Sir: Does the U.S. have the right to criticize Soviet police tactics when we allow similar doings within our own country, as depicted in the pictures showing the results of Supreme Court's decision, whereby the federal and certain state governments are trying to shove integration down our throats?

H. ARNOLD WILLIS

Galveston, Texas

Nomination for Man of the Year: Dr. Omer Carmichael, superintendent of Louisville's successfully integrated schools [Sept. 24] for showing that the greatest problem of 1956 can be solved.

BROCK McELHERAN

Potsdam, N.Y.

What's Wrong with Picto

Sir:

The idea of Karel Janson's new "international language," Picto [Set. 24], is not new; the Chinese have employed an ideographic script for two or three thousand years. As a child I made up half a dozen systems like Janson's.

G. STEVENSON

Waverley, Mass.

Sir:

If Picto came into use, it would probably have several thousand characters in 50 years. I hope that Picto will be allowed to fold up its symbols and silently fade away.

MARVIN M. FROMM

Pittsburgh

Why Teddy?

Sir:

In your interesting article on the "Teddy Boys" of Britain it seemed that all the unusual slang words were explained but the most important--their name.

KEMP LITTLEPAGE

Point Pleasant, W. Va.

P: Teddy is tabloid-headlinese for Edward; the original "uniform" of London's hoodlums featured the pipestem trousers and velvet collars of the Edwardian era.--ED.

Van Gogh's Ear

Sir:

TIME says: "Van Gogh sliced off his left ear."
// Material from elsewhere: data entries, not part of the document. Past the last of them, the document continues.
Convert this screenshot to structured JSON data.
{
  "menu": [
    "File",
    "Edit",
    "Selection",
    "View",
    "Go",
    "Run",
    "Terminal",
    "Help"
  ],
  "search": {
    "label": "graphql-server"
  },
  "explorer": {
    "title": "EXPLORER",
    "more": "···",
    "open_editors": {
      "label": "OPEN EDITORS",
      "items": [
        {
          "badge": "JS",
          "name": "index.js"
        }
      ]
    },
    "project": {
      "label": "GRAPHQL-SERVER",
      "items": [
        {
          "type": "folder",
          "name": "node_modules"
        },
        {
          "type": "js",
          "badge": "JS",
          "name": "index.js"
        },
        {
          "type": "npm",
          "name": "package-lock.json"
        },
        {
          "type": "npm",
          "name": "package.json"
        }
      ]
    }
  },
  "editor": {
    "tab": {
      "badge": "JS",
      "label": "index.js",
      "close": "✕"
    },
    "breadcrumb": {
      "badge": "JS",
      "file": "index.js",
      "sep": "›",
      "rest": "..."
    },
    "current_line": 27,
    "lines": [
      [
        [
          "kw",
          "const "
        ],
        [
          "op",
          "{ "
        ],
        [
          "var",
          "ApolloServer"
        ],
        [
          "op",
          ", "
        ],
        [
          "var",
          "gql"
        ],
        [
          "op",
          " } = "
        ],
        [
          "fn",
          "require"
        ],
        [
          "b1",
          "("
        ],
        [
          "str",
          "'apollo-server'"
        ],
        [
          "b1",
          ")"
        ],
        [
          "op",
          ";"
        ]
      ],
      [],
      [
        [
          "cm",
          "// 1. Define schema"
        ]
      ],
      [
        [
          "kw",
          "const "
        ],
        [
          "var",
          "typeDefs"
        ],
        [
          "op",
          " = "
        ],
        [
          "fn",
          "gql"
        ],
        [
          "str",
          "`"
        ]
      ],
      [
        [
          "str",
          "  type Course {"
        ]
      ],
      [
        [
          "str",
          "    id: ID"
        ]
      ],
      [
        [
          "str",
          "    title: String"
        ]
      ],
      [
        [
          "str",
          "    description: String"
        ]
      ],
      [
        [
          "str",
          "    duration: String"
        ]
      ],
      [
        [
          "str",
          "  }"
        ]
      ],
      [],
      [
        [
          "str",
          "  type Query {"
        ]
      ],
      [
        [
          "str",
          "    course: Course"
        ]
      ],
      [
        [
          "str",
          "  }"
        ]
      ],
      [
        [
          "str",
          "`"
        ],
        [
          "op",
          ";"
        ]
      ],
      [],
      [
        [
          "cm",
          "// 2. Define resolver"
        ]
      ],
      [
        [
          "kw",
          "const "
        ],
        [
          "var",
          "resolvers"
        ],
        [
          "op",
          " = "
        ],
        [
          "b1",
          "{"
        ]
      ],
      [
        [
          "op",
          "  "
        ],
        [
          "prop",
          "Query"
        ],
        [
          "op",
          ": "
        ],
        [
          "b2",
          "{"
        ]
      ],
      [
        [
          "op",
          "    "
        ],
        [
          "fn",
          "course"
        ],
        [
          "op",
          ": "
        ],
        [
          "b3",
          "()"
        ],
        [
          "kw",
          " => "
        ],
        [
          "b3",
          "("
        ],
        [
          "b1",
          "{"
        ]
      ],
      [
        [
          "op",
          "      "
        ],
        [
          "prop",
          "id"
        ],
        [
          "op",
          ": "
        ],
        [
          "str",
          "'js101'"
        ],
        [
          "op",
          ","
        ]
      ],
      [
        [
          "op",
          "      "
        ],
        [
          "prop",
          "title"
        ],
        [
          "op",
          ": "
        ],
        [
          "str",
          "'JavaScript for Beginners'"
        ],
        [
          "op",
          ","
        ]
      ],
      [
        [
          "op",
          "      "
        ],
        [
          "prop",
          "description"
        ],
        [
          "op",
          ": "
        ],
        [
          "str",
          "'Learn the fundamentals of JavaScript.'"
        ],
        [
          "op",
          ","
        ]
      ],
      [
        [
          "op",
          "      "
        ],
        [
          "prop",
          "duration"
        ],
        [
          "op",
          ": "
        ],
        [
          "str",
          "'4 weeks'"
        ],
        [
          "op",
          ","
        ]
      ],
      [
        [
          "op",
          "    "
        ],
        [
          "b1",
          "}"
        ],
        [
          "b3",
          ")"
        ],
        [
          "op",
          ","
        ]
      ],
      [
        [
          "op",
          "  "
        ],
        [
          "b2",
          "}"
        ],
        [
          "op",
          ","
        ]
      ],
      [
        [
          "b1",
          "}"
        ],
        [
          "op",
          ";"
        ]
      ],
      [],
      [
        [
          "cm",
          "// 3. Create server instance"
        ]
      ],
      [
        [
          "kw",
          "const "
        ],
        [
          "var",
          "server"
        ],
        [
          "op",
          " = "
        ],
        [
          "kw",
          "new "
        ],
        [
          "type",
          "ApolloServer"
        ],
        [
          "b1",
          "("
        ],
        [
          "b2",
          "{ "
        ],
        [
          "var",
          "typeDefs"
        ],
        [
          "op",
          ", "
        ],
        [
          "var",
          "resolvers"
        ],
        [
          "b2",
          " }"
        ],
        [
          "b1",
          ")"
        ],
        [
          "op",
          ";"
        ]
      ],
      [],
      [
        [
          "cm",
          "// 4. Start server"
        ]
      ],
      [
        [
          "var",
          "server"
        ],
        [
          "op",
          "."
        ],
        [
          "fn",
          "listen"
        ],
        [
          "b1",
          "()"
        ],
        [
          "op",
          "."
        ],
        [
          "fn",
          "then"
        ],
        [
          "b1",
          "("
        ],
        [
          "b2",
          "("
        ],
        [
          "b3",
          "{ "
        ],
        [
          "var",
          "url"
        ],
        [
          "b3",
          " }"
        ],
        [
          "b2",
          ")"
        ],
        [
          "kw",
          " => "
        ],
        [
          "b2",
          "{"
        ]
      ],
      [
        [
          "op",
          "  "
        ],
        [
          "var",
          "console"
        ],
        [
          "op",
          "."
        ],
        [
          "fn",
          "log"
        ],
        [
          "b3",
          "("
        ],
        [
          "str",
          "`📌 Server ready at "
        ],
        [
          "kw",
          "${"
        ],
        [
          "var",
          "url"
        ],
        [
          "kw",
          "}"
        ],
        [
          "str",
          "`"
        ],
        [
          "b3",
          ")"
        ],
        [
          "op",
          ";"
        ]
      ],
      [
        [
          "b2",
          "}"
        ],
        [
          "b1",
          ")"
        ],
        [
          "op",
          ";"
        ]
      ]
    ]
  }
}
Irving Stone says: "He slashed off his right ear."

M-G-M no doubt agrees with TIME?

LORETTA J. MCCUE

Flushing, N.Y.

P:Yes. Van Gogh's famed self-portrait, which appears to show the right ear bandaged, is a mirror image.--ED.

The Most

Sir:

I am a teenager, and I think Elvis Presley is disgusting. Why should he be making $7,500 a week when schoolteachers who are educating us only make a small sum of $60 a week We'd have an awful time with a Government run by people like Elvis Presley.

PAT HANSFORD

Hollywood

Sir:

Why does TIME keep running Elvis Presley down? People who dislike him are mostly hangovers from the Gay Nineties. We really think he's the most, to say the least.

TENLEY JONES (aged 14)

Washington, D.C.

Sir:

Elvis Presley could only be a product of our current Republican Administration.